Following significant population growth, largely associated with the proximity of the township to the Liverpool Docks, an improvement act for Toxteth Park, which contemplated the construction of public offices, was enacted in 1842 and a local board of health was formed in 1856. One of the first actions of the new board was to commission purpose-built public offices: the site they selected in High Park Street was in the midst of an extensive developing residential area.

The new building was designed by Thomas Layland in the Italianate style, built in red sandstone at a cost of £6,500 and opened as the Toxteth Park Public Offices in 1866. The design involved a symmetrical main frontage with nine bays facing onto High Park Street; the central section of three bays, which slightly projected forward, featured a tall round headed window with an architrave flanked by pilasters and brackets supporting an open segmental pediment. The outer bays of the central section contained smaller round headed widows and the whole section was surmounted by an entablature, a modillioned cornice and a modillioned pediment. There was a round headed doorway with a fanlight and a lion mask keystone in the right-hand bay of the left-hand section; the other bays in the two outer sections were fenestrated with sash windows. Internally, the principal room was the main assembly hall which featured decorative plasterwork involving garlands and a plaque depicting a stag which was donated by the Earl of Sefton.

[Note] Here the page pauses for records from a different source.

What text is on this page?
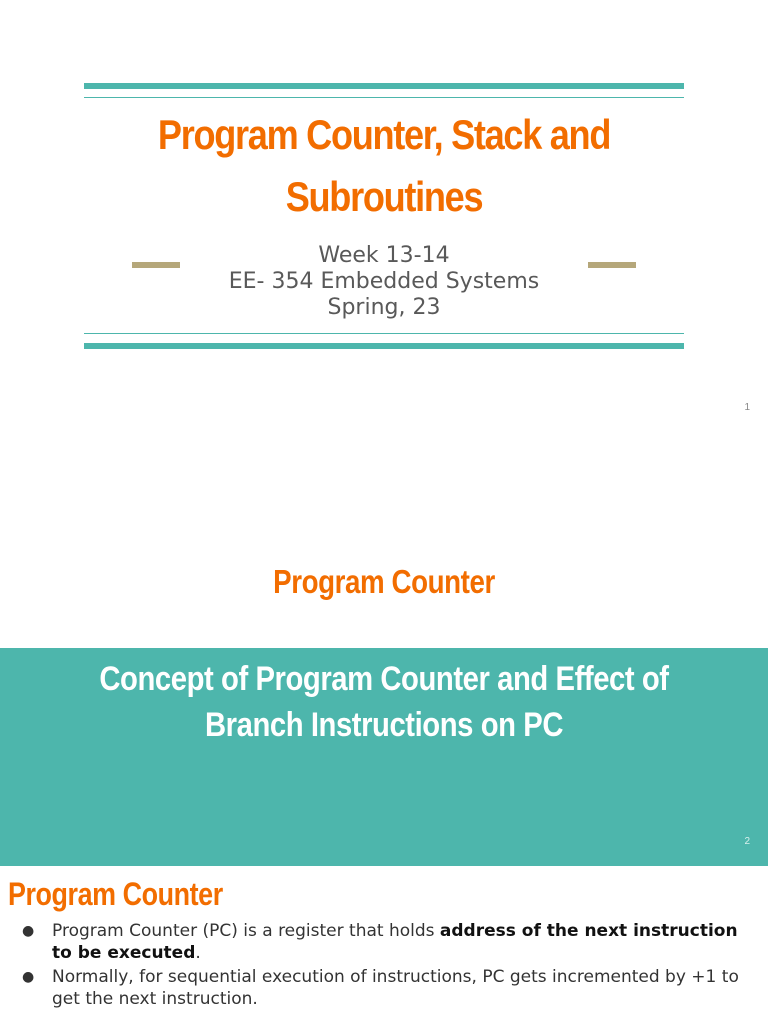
Program Counter, Stack and Subroutines
Week 13-14
EE- 354 Embedded Systems
Spring, 23
1
Program Counter
Concept of Program Counter and Effect of Branch Instructions on PC
2
Program Counter
● Program Counter (PC) is a register that holds address of the next instruction to be executed.
● Normally, for sequential execution of instructions, PC gets incremented by +1 to get the next instruction.
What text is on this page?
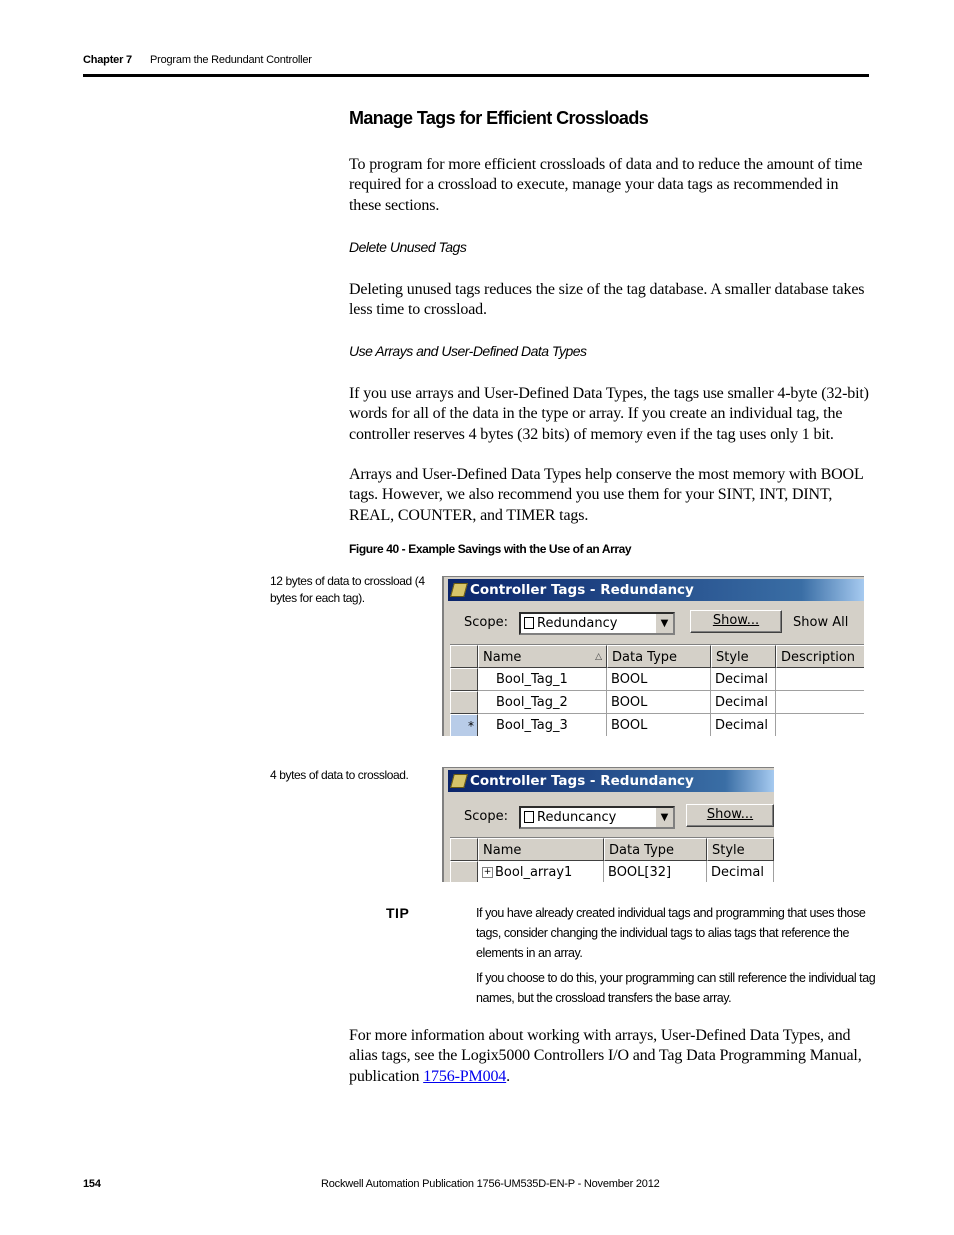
Chapter 7 Program the Redundant Controller
Manage Tags for Efficient Crossloads
To program for more efficient crossloads of data and to reduce the amount of time required for a crossload to execute, manage your data tags as recommended in these sections.
Delete Unused Tags
Deleting unused tags reduces the size of the tag database. A smaller database takes less time to crossload.
Use Arrays and User-Defined Data Types
If you use arrays and User-Defined Data Types, the tags use smaller 4-byte (32-bit) words for all of the data in the type or array. If you create an individual tag, the controller reserves 4 bytes (32 bits) of memory even if the tag uses only 1 bit.
Arrays and User-Defined Data Types help conserve the most memory with BOOL tags. However, we also recommend you use them for your SINT, INT, DINT, REAL, COUNTER, and TIMER tags.
Figure 40 - Example Savings with the Use of an Array
12 bytes of data to crossload (4 bytes for each tag).
4 bytes of data to crossload.
Controller Tags - Redundancy
Scope:	Redundancy	▼	Show...	Show All
Name	△ Data Type	Style	Description
Bool_Tag_1	BOOL	Decimal
Bool_Tag_2	BOOL	Decimal
*	Bool_Tag_3	BOOL	Decimal
Controller Tags - Redundancy
Scope:	Reduncancy	▼	Show...
Name	Data Type	Style
+ Bool_array1	BOOL[32]	Decimal
TIP	If you have already created individual tags and programming that uses those tags, consider changing the individual tags to alias tags that reference the elements in an array.
If you choose to do this, your programming can still reference the individual tag names, but the crossload transfers the base array.
For more information about working with arrays, User-Defined Data Types, and alias tags, see the Logix5000 Controllers I/O and Tag Data Programming Manual, publication 1756-PM004.
154	Rockwell Automation Publication 1756-UM535D-EN-P - November 2012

The building continued to serve as the meeting place of the parish council until it was abolished in 1922. The building was used as a registry office for the remainder of the first half of the 20th century: births registered in the building included that of Ringo Starr in July 1940. The building was then used by the Liverpool Police during the Second World War and was subsequently occupied by the Department of Health and Social Security until it fell vacant in 1994.

In July 1997, a long leasehold interest in the building was sold to a specially-formed charity, the Dingle Multi Agency Centre. The charity then initiated a programme of refurbishment works, financed by the Heritage Lottery Fund and the Pilgrim Trust, in 2003. After the building had re-opened as the Toxteth Town Hall Community Centre, the Prince of Wales toured the building during his visit to Liverpool in April 2007.